Reservoir Sampling

Now we should show that we've actually achieved the goal; if we have a random sample we would should have the probability of inclusion, denoted as \(\Pr(i ∈ S)\) where S is the set of included indices, equal to \(\frac{n}{N}\) for all elements.

The key to proving this is to notice that two events have to happen for \(i\) to be in the sample. First we have to have chosen to include \(i\) in the sample. Then we need to avoid replacing \(i\) for all \(j >i\).

We'll only work out the math for the case where \(i > n\) ².

\[ \Pr(i \in S) = \Pr(\text{$i$ is selected})\Pr(\text{$i$ is not replaced} \mid \text{$i$ is selected}) \]

We need to calculate the probability of selecting \(i\). This is obviously just \(\frac{n}{i}\).

Now we need to calculate the probability of not replacing \(i\). The probability for this is the product

\[ \Pr(\text{$i$ is not replaced by $i + 1$}) \Pr(\text{$i$ is not replaced by $i + 2$} \mid \text{$i$ is not replaced before $i + 2$}) \dots \Pr(\text{$i$ is not replaced by $N$} \mid \text{$i$ is not replaced before $N$}) \]

where each term is just

\[ \Pr(\text{$i$ is not replaced by $j$} \mid \text{$i$ is not replaced before $j$}) = \frac{j-1}{j} \]

and thus the product is simply

\[ \frac{i}{i+1} \times \frac{i+1}{i+2} \times \dots \times \frac{N -1}{N} = \frac{i}{N} \]

Combining these two parts.

\[ \Pr(i \in S) = \Pr(\text{$i$ is selected})\Pr(\text{$i$ is not replaced} \mid \text{$i$ is selected}) = \left(\frac{n}{i}\right)\left(\frac{i}{N}\right) = \frac{n}{N} \]

Problem solved.

One subtlety that might escape the notice of non-statisticians is that we not only care about the probability of inclusion of a single element, but also second and higher order inclusion probabilities. The n^th-order inclusion probabilities are simply the probabilities \(\Pr(z_{1} \in S, z_{2} \in S, \dots z_{n} \in S)\) for any permutation \(z\).
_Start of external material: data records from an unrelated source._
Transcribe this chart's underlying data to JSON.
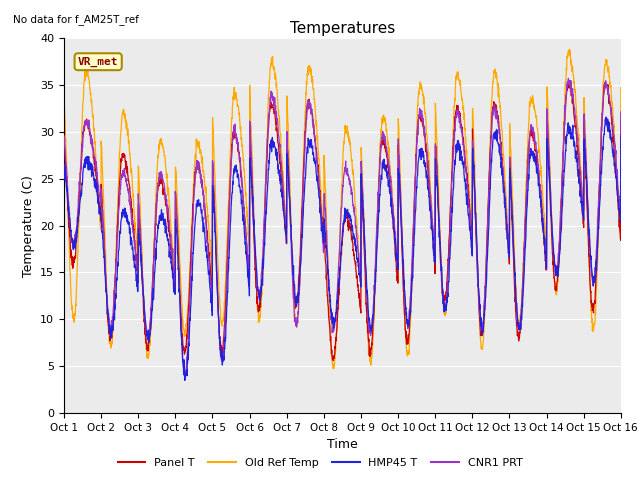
{
  "title": "Temperatures",
  "top_left_text": "No data for f_AM25T_ref",
  "vr_met_label": "VR_met",
  "xlabel": "Time",
  "ylabel": "Temperature (C)",
  "ylim": [
    0,
    40
  ],
  "yticks": [
    0,
    5,
    10,
    15,
    20,
    25,
    30,
    35,
    40
  ],
  "x_tick_labels": [
    "Oct 1",
    "Oct 2",
    "Oct 3",
    "Oct 4",
    "Oct 5",
    "Oct 6",
    "Oct 7",
    "Oct 8",
    "Oct 9",
    "Oct 10",
    "Oct 11",
    "Oct 12",
    "Oct 13",
    "Oct 14",
    "Oct 15",
    "Oct 16"
  ],
  "series_colors": {
    "Panel T": "#cc0000",
    "Old Ref Temp": "#ffaa00",
    "HMP45 T": "#2222dd",
    "CNR1 PRT": "#9933cc"
  },
  "legend_entries": [
    "Panel T",
    "Old Ref Temp",
    "HMP45 T",
    "CNR1 PRT"
  ],
  "bg_color": "#ebebeb",
  "fig_color": "#ffffff",
  "n_days": 15,
  "points_per_day": 144,
  "day_maxs_orange": [
    36.5,
    32.0,
    29.0,
    28.8,
    34.0,
    37.5,
    37.0,
    30.5,
    31.5,
    35.0,
    36.0,
    36.5,
    33.5,
    38.5,
    37.5
  ],
  "day_maxs_red": [
    31.0,
    27.5,
    25.0,
    26.5,
    30.0,
    33.0,
    33.0,
    21.0,
    29.0,
    32.0,
    32.5,
    33.0,
    30.0,
    35.0,
    35.0
  ],
  "day_maxs_blue": [
    27.0,
    21.5,
    21.0,
    22.5,
    26.0,
    29.0,
    29.0,
    21.5,
    26.5,
    28.0,
    28.5,
    30.0,
    28.0,
    30.5,
    31.0
  ],
  "day_maxs_purple": [
    31.0,
    25.5,
    25.5,
    26.5,
    30.0,
    34.0,
    33.0,
    26.0,
    29.5,
    32.0,
    32.0,
    32.5,
    30.5,
    35.5,
    35.0
  ],
  "day_mins_orange": [
    10.0,
    7.0,
    6.0,
    8.5,
    9.5,
    10.0,
    9.5,
    5.0,
    5.5,
    6.0,
    10.5,
    7.0,
    9.5,
    13.0,
    9.0
  ],
  "day_mins_red": [
    16.0,
    8.0,
    7.0,
    6.5,
    6.5,
    11.0,
    11.5,
    6.0,
    6.5,
    7.5,
    12.0,
    8.5,
    8.0,
    13.5,
    11.0
  ],
  "day_mins_blue": [
    18.0,
    8.5,
    8.0,
    4.0,
    5.5,
    12.5,
    12.0,
    9.5,
    9.0,
    9.5,
    11.0,
    9.0,
    9.0,
    15.0,
    14.0
  ],
  "day_mins_purple": [
    18.0,
    9.0,
    8.0,
    4.0,
    5.5,
    12.5,
    9.5,
    9.0,
    8.5,
    9.5,
    11.0,
    9.0,
    9.0,
    15.0,
    14.0
  ]
}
To illustrate why we might care about these properties suppose you have 10 Democrats and 10 Republicans in a room and you want to estimate the President's approval rating. Because you don't want to interview them all, you'll settle with a sample of 10. One method which gives you equal first-order selection probabilities is to flip a coin: heads you select all of the Democrats, tails you select all of the Republicans. Your estimate will be unbiased, but nobody would think this is a good sampling strategy because your variance is going to be much larger than necessary.

Now, Wikipedia states that the second-order probabilities depend upon the order of the records:

While the first-order selection probabilities are equal to k/n … the second order selection probabilities depend on the order in which the records are sorted in the original reservoir.
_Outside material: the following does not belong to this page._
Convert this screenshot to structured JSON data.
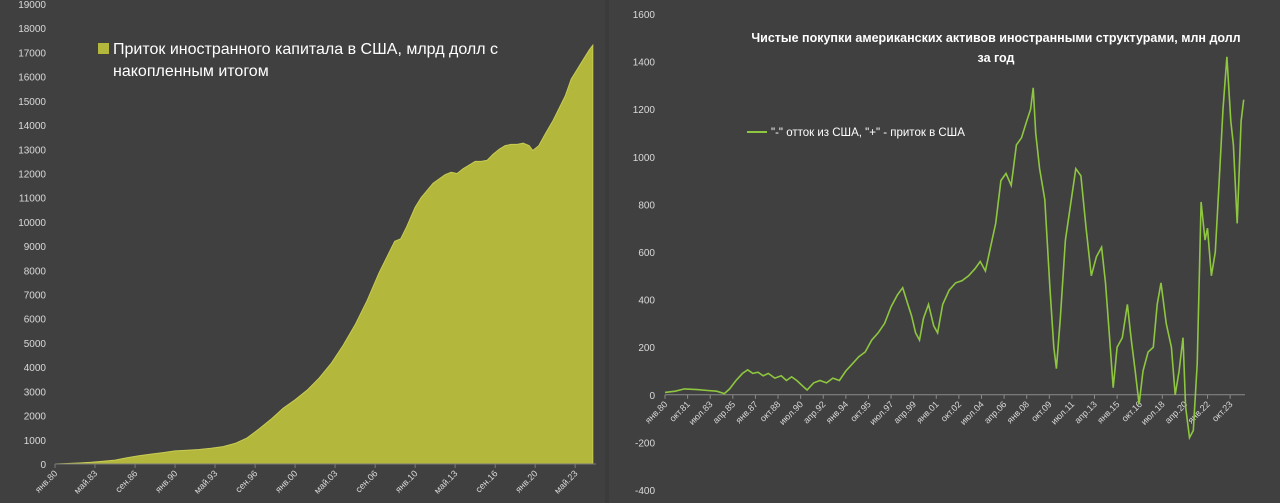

This is false. We can prove this by induction. If we're selecting n elements our base case will be the stage where where have seen \(n\) elements from a source of length \(N\). Clearly the second-order inclusion probabilities are equal since they're all 1 as everything is in our sample.
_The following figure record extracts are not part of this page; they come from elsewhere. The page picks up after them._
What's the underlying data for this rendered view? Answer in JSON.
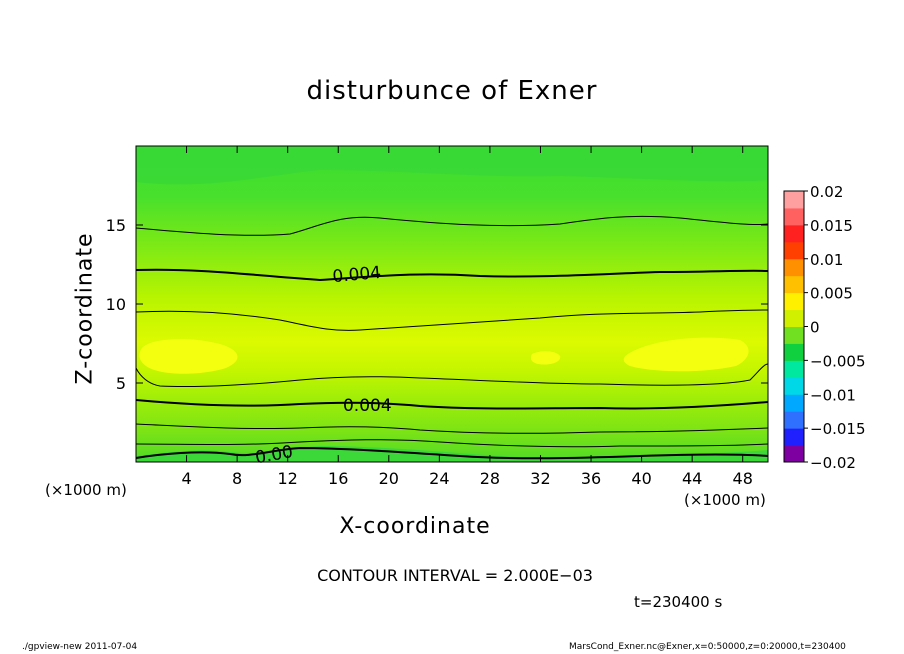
{
  "chart_data": {
    "type": "heatmap",
    "title": "disturbunce of Exner",
    "xlabel": "X-coordinate",
    "ylabel": "Z-coordinate",
    "x_unit_left": "(×1000 m)",
    "x_unit_right": "(×1000 m)",
    "xlim": [
      0,
      50
    ],
    "ylim": [
      0,
      20
    ],
    "xticks": [
      4,
      8,
      12,
      16,
      20,
      24,
      28,
      32,
      36,
      40,
      44,
      48
    ],
    "xtick_labels": [
      "4",
      "8",
      "12",
      "16",
      "20",
      "24",
      "28",
      "32",
      "36",
      "40",
      "44",
      "48"
    ],
    "yticks": [
      5,
      10,
      15
    ],
    "ytick_labels": [
      "5",
      "10",
      "15"
    ],
    "colorbar": {
      "min": -0.02,
      "max": 0.02,
      "tick_values": [
        0.02,
        0.015,
        0.01,
        0.005,
        0,
        -0.005,
        -0.01,
        -0.015,
        -0.02
      ],
      "tick_labels": [
        "0.02",
        "0.015",
        "0.01",
        "0.005",
        "0",
        "−0.005",
        "−0.01",
        "−0.015",
        "−0.02"
      ],
      "bands": [
        "#7f00a0",
        "#2020ff",
        "#3070ff",
        "#00a8ff",
        "#00d8e8",
        "#00e8a0",
        "#10d040",
        "#70e020",
        "#d0f000",
        "#fff000",
        "#ffc000",
        "#ff9000",
        "#ff4000",
        "#ff2020",
        "#ff6060",
        "#ffa0a0"
      ]
    },
    "contour_labels": [
      {
        "text": "0.004",
        "x": 17.5,
        "z": 11.9
      },
      {
        "text": "0.004",
        "x": 18.3,
        "z": 3.6
      },
      {
        "text": "0.00",
        "x": 11.0,
        "z": 0.5
      }
    ],
    "contour_interval_text": "CONTOUR INTERVAL = 2.000E−03",
    "time_text": "t=230400 s"
  },
  "footer": {
    "left": "./gpview-new   2011-07-04",
    "right": "MarsCond_Exner.nc@Exner,x=0:50000,z=0:20000,t=230400"
  },
  "colors": {
    "background": "#ffffff",
    "field_low": "#3cdc30",
    "field_mid": "#a8f000",
    "field_high": "#f4ff00"
  }
}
Now if we have equal second-order inclusion probabilities when we've seen \(k \ge n\) elements we just have to show that we still have equal second-order inclusion probabilities when we've seen \(k+1\) elements. We have two cases, the first where we include the new element \(k+1\)

\[ \Pr_{k+1}(i \in S, k+1 \in S) = \Pr_{k}(i) \times \Pr(\text{$k+1$ is selected but does not replace $i$}) = \frac{n}{k} \times \frac{n-1}{k+1} \]

and the second in which \(i\) and \(j\) are both less than \(k+1\).

\[ \Pr_{k+1}(i \in S, j \in S) = \Pr_{k}(i, j) \times \Pr(\text{neither $i$ or $j$ are replaced}) = \Pr_{k}(i, j) \times \frac{(k+1)-2}{k+1}\]

and because \(\Pr_{k}(i,j)\) are all equal, it must be equal to \(\frac{n(n-1)}{k(k-1)}\) so the above expression is just

\[ \Pr_{k+1}(i \in S, j \in S) = \Pr_{k}(i, j) \times \frac{(k+1)-2}{k+1} = \frac{n}{k} \times \frac{n-1}{k+1} \]

And thus we've shown all of the second-order probabilities are equal at step \(k+1\). Apply induction and it holds for all of our steps. A similar argument could be made for all of the higher-order inclusion probabilities.